Change as good as a win?
The good news for India is that in this shortest form of the game, luck plays a significant factor and a brilliant one-off performance can wrestle a game...
Chris Cairns ponders whether a format change will make a difference to an Indian side that struggled at times during the Test Series to even hit a twenty-twenty score.
A change of format for the Indian team is about as good a tonic as they could get to try and resurrect what can only be described as an horrendous tour of Australia to date.
The good news for India is that in this shortest form of the game, luck plays a significant factor, and a brilliant one-off performance can wrestle a game and the initiative, thus putting a win on the cards.

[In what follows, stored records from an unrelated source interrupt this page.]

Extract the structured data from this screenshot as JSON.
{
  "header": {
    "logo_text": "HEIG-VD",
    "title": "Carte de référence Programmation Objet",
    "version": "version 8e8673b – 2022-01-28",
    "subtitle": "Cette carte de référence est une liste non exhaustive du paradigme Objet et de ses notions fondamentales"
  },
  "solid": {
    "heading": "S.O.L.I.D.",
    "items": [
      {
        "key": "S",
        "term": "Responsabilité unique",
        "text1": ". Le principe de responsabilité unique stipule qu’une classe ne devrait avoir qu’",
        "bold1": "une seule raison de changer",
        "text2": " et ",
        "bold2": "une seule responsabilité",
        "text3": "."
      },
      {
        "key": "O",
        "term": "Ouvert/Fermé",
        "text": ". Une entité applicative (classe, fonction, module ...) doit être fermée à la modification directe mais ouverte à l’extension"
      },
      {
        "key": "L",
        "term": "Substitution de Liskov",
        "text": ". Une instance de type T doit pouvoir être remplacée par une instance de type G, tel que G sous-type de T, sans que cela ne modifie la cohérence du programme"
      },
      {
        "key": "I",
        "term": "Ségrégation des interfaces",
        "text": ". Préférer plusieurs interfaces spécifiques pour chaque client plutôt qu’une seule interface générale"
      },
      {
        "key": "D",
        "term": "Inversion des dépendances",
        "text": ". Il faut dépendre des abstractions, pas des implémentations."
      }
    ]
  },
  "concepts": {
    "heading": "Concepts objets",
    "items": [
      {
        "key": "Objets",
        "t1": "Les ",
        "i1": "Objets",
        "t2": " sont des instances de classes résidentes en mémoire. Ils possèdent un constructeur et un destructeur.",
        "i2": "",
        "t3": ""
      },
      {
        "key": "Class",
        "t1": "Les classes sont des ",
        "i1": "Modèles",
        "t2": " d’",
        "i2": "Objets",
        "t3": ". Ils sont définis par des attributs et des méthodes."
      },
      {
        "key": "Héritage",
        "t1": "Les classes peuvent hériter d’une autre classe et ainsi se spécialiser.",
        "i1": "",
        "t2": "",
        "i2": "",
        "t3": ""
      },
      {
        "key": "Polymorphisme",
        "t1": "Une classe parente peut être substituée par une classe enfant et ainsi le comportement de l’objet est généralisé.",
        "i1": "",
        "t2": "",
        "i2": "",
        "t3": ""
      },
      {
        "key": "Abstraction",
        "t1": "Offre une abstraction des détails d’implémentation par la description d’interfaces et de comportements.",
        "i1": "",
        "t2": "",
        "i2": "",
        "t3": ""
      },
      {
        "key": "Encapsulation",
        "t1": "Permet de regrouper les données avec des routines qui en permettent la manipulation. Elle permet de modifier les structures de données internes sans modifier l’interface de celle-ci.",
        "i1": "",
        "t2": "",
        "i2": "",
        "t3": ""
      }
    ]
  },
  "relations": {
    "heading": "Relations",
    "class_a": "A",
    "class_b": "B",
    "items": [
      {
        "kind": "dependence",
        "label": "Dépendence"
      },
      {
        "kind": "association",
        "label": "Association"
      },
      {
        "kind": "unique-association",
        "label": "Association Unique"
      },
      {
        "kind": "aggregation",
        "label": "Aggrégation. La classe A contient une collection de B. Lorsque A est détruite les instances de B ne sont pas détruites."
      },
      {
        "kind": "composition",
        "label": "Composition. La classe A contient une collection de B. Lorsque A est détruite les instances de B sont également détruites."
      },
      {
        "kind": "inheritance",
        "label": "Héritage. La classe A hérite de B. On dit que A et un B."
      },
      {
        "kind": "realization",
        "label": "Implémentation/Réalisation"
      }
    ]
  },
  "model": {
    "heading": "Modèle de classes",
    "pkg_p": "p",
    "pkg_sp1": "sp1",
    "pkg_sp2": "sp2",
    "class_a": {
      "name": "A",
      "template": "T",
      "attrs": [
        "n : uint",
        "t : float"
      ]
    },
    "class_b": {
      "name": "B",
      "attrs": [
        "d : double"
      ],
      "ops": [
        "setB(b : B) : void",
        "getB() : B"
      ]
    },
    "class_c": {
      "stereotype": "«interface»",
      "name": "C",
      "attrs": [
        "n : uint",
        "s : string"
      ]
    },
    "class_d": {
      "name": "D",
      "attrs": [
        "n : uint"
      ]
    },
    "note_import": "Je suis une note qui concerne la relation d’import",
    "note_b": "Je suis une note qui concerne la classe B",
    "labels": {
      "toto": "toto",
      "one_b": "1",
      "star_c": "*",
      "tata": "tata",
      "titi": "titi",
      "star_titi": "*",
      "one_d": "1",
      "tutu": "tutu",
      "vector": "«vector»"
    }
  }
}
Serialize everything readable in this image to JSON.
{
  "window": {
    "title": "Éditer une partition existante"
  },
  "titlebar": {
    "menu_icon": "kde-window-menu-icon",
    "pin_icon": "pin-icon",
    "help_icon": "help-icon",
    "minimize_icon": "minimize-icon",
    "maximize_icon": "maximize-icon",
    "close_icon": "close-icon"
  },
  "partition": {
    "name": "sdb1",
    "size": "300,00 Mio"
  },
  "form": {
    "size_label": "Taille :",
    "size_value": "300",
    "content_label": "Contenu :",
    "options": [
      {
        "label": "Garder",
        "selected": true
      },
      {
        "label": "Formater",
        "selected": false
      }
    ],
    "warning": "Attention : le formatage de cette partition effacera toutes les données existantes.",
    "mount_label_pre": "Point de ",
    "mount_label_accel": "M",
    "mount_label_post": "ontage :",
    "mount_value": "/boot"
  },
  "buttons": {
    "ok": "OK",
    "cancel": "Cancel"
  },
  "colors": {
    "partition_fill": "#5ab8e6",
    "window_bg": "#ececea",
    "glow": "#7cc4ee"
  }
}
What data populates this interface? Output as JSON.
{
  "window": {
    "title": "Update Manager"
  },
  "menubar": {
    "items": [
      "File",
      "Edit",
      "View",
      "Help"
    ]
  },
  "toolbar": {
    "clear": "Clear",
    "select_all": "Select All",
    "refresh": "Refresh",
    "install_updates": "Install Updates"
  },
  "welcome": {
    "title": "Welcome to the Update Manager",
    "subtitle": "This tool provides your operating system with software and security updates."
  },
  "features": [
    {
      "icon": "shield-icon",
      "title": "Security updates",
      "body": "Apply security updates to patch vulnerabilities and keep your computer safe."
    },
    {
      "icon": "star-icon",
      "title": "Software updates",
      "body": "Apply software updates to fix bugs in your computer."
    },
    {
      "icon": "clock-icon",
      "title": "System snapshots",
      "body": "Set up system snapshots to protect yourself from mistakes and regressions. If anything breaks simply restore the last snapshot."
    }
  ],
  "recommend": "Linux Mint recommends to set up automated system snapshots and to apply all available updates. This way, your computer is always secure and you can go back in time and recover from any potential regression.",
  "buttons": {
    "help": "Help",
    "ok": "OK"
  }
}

The bad news for India, however, is that the players in this Aussie T20 side have all just completed five weeks of intensive T20 and will have their skills honed accordingly.
The Aussie selectors have put their faith in batsmen, spinners and allrounders. Brett Lee provides the only real spearhead on the bowling front. Lee has been in tremendous form, and with excellent back-up spin, the Indians may target Christian and Marsh as the ones to dictate scoring against.
The Indian batters will also enjoy the chance to free their arms and express themselves. Sehwag will be dangerous because here the consequences of getting out caught on the boundary differ to a Test match. Kohli is playing well and the only success story of the tour so far, but in the Indian innings I am backing Rohit Sharma. I think he is an excellent player and such a good timer of the ball. He has also been watching the current carnage from the sidelines and will no doubt be fired up to show his value as India look to the next generation. For the Aussies, keep an eye on Travis Birt. Brutal and precise, a lethal combination.
On the bowling side of things for both sides, I expect Lee to produce more of his domestic form and has the ability to pick up wickets, and along with Ashwin in the Indian side, who is tough to get after, both these men are picks for most wickets.
Sydney will no doubt produce an excellent pitch for this match, but I expect Australia to be too strong in either department. India's best chance will come from chasing down a target.
Lastly, with these next two T20 fixtures, I feel that it's important for the powers that be to quickly get some context for these games. Gone are the exhibition days of T20 -- there are serious leagues around the World now that fans follow and enjoy.
International T20 outside of the T20 World Cup has a shallow feel to it.
In my opinion, cricket administrators need to fix this.